Os fatos do aquecimento global
A ciência básica por trás do mecanismo do aquecimento global é bem simples e está estabelecida desde o século 19: o dióxido de carbono (CO2) é um gás que aprisiona calor junto à superfície terrestre. E a atividade industrial humana, baseada na queima de combustíveis fósseis (carvão, petróleo, gás) vem aumentando a concentração de CO2 na atmosfera nos últimos séculos.
A primeira demonstração experimental conhecida de que o dióxido de carbono e o vapor d’água são gases que contribuem para o “efeito estufa” foi realizada pela pesquisadora – e militante feminista – americana Eunice Newton Foote (1819-1888), e publicada em 1856.
No artigo, intitulado “Circunstâncias Que Afetam o Calor dos Raios do Sol”, Foote descreve experimentos em que termômetros foram colocados em cilindros de vidro contendo ar úmido, ar seco e ar enriquecido com CO2. Os termômetros foram calibrados, os recipientes, expostos à luz do Sol e as temperaturas, depois de algum tempo, comparadas.
Foote conclui que “o maior efeito dos raios solares, determinei ser no gás de ácido carbólico”, ou seja, no CO2. E também: “Uma atmosfera feita desse gás daria à nossa Terra uma temperatura elevada; e se, como algumas pessoas supõem, em algum momento da história o ar estava misturado a uma quantidade maior [de CO2] do que no presente, uma maior temperatura (...) deve ter certamente resultado”.
A concentração atual de CO2 na atmosfera de nosso planeta já é a maior dos últimos 800 mil anos, pelo menos, tendo acelerado nos últimos três séculos, e disparado na segunda metade do século passado. A causa principal é a queima de carvão mineral e de combustíveis derivados de petróleo: gasolina, diesel, querosene. Devastação de florestas e desmatamento também não ajudam, claro. A temperatura atual, por sua vez, é provavelmente a maior dos últimos 100 mil anos.
O fato de que os níveis de carbono no passado e as temperaturas não variam exatamente da mesma forma ao longo de centenas de milhares, ou milhões, de anos às vezes é explorado por negacionistas, mas a verdade é que o clima terrestre responde a uma série de “forçantes” – condições, como a intensidade da radiação do Sol ou a trajetória do planeta em sua órbita, que influenciam o sistema climático. Atualmente, a forçante que predomina é a concentração de CO2 na atmosfera, mas nem sempre foi assim. Em momentos do passado, por exemplo, o Sol ou variações orbitais falaram mais alto.
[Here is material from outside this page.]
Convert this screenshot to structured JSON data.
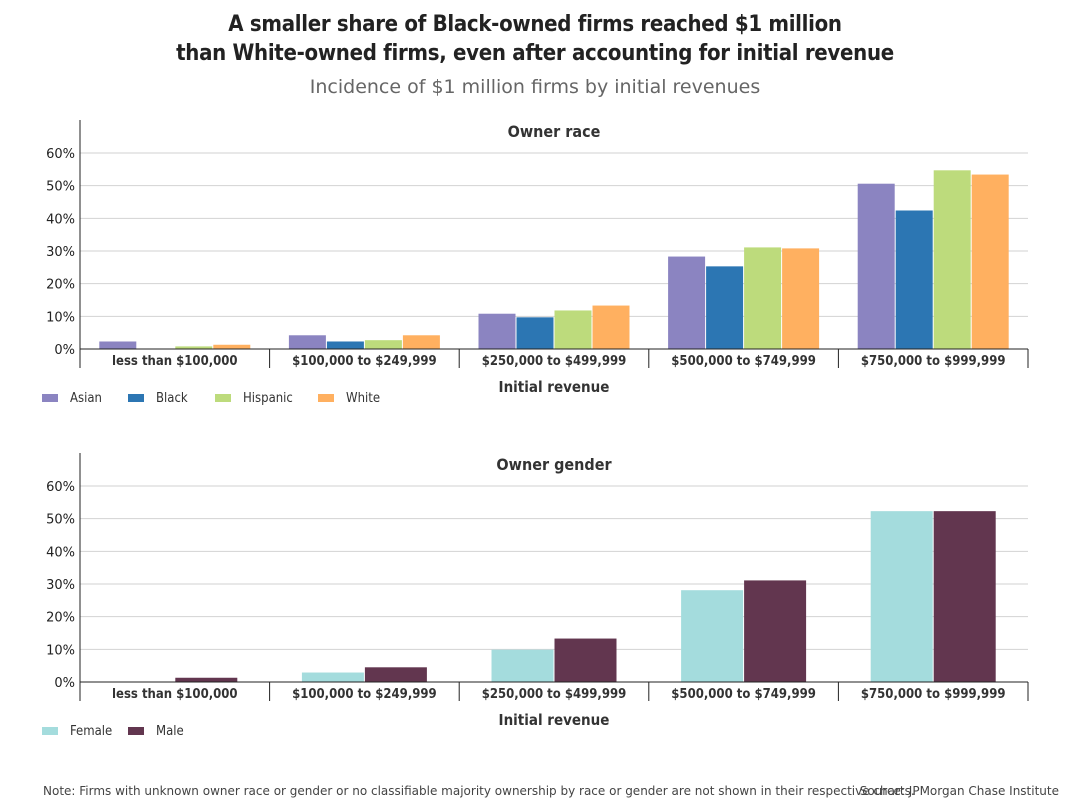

O papel das ciências sociais
No fim do ano passado, o periódico European Journal of Philosophy of Science publicou uma revisão histórica que chamava atenção para o papel que certos setores da sociologia da ciência haviam desempenhado, nos anos 80 e 90 do século passado, para dar uma pátina de legitimidade intelectual ao negacionismo da mudança climática.
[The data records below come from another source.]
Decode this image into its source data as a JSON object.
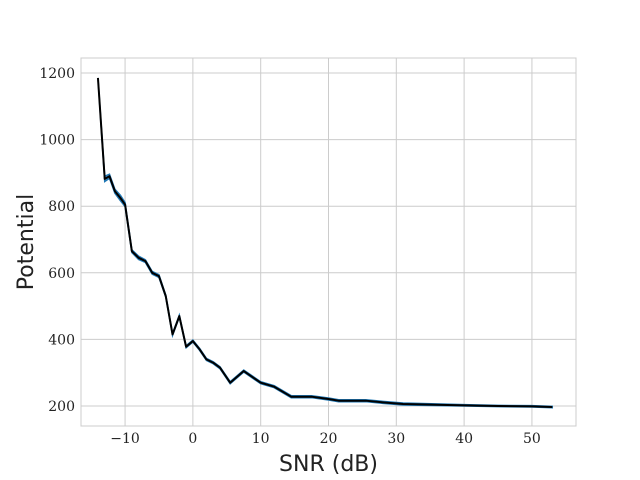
{
  "chart_data": {
    "type": "line",
    "title": "",
    "xlabel": "SNR (dB)",
    "ylabel": "Potential",
    "xlim": [
      -16.5,
      56.5
    ],
    "ylim": [
      140,
      1245
    ],
    "xticks": [
      -10,
      0,
      10,
      20,
      30,
      40,
      50
    ],
    "xtick_labels": [
      "−10",
      "0",
      "10",
      "20",
      "30",
      "40",
      "50"
    ],
    "yticks": [
      200,
      400,
      600,
      800,
      1000,
      1200
    ],
    "ytick_labels": [
      "200",
      "400",
      "600",
      "800",
      "1000",
      "1200"
    ],
    "grid": true,
    "legend": "none",
    "band_color": "#1f77b4",
    "line_color": "#000000",
    "series": [
      {
        "x": [
          -14,
          -13,
          -12.3,
          -11.5,
          -10.7,
          -10,
          -9,
          -8,
          -7,
          -6,
          -5,
          -4,
          -3,
          -2,
          -1,
          0,
          1,
          2,
          3,
          4,
          5.5,
          7.5,
          10,
          12,
          14.5,
          17.5,
          20,
          21.5,
          25.5,
          28,
          31,
          40,
          45,
          50,
          53
        ],
        "y": [
          1185,
          882,
          890,
          845,
          825,
          805,
          665,
          645,
          635,
          600,
          590,
          530,
          415,
          470,
          378,
          395,
          370,
          340,
          330,
          315,
          270,
          305,
          270,
          258,
          228,
          228,
          221,
          216,
          216,
          211,
          206,
          202,
          200,
          199,
          197
        ],
        "band": [
          0,
          8,
          6,
          6,
          8,
          6,
          4,
          5,
          4,
          4,
          4,
          3,
          3,
          3,
          3,
          3,
          3,
          3,
          3,
          3,
          3,
          3,
          3,
          3,
          3,
          3,
          3,
          3,
          3,
          3,
          3,
          2,
          2,
          2,
          2
        ]
      }
    ]
  }
}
Diversos autores, inspirados pelo modismo falacioso da chamada “construção social forte” das ciências – segundo o qual não apenas muitas das pautas da pesquisa científica, mas também os próprios resultados concretos dos estudos são definidos por jogos de poder e interesse –, saíram a campo para atacar a ciência da mudança climática.
Por exemplo, no início dos anos 1990 o influente sociólogo americano Frederick H. Buttel (1948–2005) criticava colegas que alertavam para a emergência climática. Esses outros cientistas sociais ingenuamente (segundo ele) supunham que “o conteúdo do conhecimento produzido na ciência espelha os parâmetros biofísicos do mundo natural”, quando, na verdade, a ciência seria apenas “uma das muitas modalidades pelas quais interesses expressam-se e são servidos”.
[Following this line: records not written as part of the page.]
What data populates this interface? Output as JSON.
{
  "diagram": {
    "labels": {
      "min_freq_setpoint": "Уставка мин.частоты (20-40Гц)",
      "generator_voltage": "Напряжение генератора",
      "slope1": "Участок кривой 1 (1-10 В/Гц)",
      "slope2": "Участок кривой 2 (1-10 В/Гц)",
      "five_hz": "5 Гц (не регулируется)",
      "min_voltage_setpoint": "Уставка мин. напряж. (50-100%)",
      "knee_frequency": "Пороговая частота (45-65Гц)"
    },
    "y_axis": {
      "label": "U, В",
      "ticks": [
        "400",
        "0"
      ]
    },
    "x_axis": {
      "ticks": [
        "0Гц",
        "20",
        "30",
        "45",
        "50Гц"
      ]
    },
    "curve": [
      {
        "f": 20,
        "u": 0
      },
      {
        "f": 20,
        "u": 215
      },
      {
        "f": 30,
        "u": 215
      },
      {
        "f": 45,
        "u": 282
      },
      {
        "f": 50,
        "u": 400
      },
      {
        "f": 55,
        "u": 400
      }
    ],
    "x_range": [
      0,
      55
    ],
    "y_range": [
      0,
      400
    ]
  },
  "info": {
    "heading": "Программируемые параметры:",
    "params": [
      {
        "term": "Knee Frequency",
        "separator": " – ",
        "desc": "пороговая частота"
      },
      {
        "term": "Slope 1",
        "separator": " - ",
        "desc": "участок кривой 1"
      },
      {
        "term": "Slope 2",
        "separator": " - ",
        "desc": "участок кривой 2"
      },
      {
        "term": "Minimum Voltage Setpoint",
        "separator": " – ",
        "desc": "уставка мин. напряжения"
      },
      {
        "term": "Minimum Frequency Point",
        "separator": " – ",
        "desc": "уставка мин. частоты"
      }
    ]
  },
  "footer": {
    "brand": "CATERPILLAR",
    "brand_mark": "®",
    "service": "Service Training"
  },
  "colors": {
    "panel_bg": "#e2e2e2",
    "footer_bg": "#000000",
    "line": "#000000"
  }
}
Expressões assim levaram o filósofo da ciência Larry Laudan a perguntar-se se a insistência de certos cientistas sociais em tratar o conteúdo das ciências naturais como meros jogos departamentais de poder não seria uma espécie de projeção da própria culpa, e a definir a posição desses intelectuais como a de olhar com ceticismo para os resultados de todas as ciências – exceto os deles mesmos.
No mundo civilizado, a moda da construção social forte já passou – principalmente, por causa do caráter evidente da mudança climática, como bem pontuou Bruno Latour no ensaio em que faz um mea culpa sobre seu papel na construção da quimera. Com eventos como esse “debate”, a USP, além de alimentar uma narrativa falaciosa de controvérsia científica, parece prestar-se ao papel de retaguarda de Brancaleone para um modelo falido de analisar e entender a ciência.
Carlos Orsi é jornalista, editor-chefe da Revista Questão de Ciência e coautor do livro "Ciência no Cotidiano" (Editora Contexto)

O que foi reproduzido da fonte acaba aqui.